The commission's decision imposing all of the liability on the first employer, based on their finding that the first injury was the sole cause of the disability, was rendered on April 23, 1974. In the accompanying opinion, they indicated that, even assuming there had been a second injury, the first injury "played at least a 50% material and inseparable liability factor in the resultant surgery" and that would be no apportionment under those circumstances.

Subsequently, however, we decided Pearson v. Foot Transfer Co., Minn., 221 N.W.2d 710, 711 (1974), where we reached the opposite conclusion and held that "on no theory can the first employer be held liable for total disability if half of it was caused by a later accident."
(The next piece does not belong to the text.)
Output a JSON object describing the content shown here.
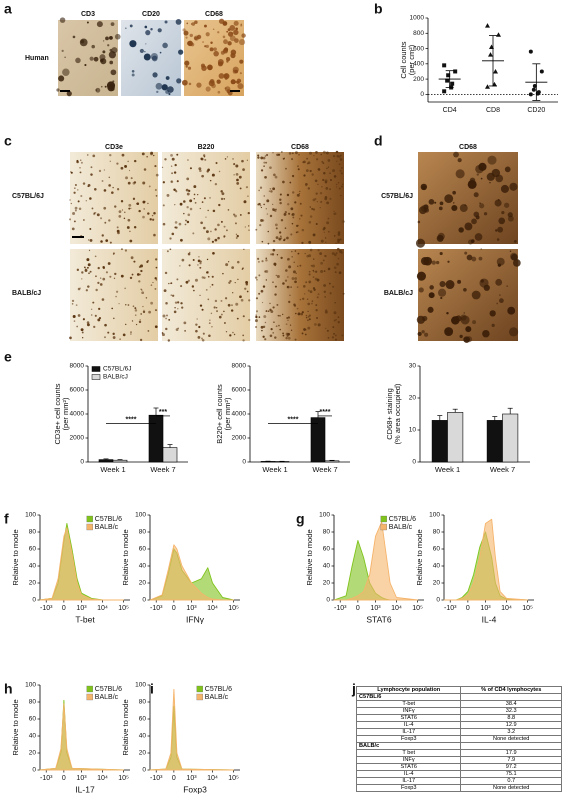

I would direct that the commission reinstate the compensation judge's finding that each injury contributed 50 percent to the disability and would order apportionment in accordance with Pearson v. Foot Transfer Co. supra.

NOTES

[1] The commission's opinion on this issue was expressed by Commissioner James Pomush in these words: "The insurer contends that because the alleged second accident occurred after the first accident, there is some new principle of law before us. The same principle and issue has been before us repeatedly. That part of Dr. Wengler's opinion that assessed 50% against peanut bag lifting (and thus against the employee) was, as he stated, based upon the facts of the particular hypothetical that the employee's back condition got worse following the lifting and did not return to its prior condition. However, the testimony of the employee, which we accept, is that within a week it returned to where it had beenand with the same pain. Therefore, the further progression of the employee's back problem and his further resultant surgery in the same area was nothing more than a manifestation of his prior back condition stemming from his personal injury of September 11, 1971 with Abel."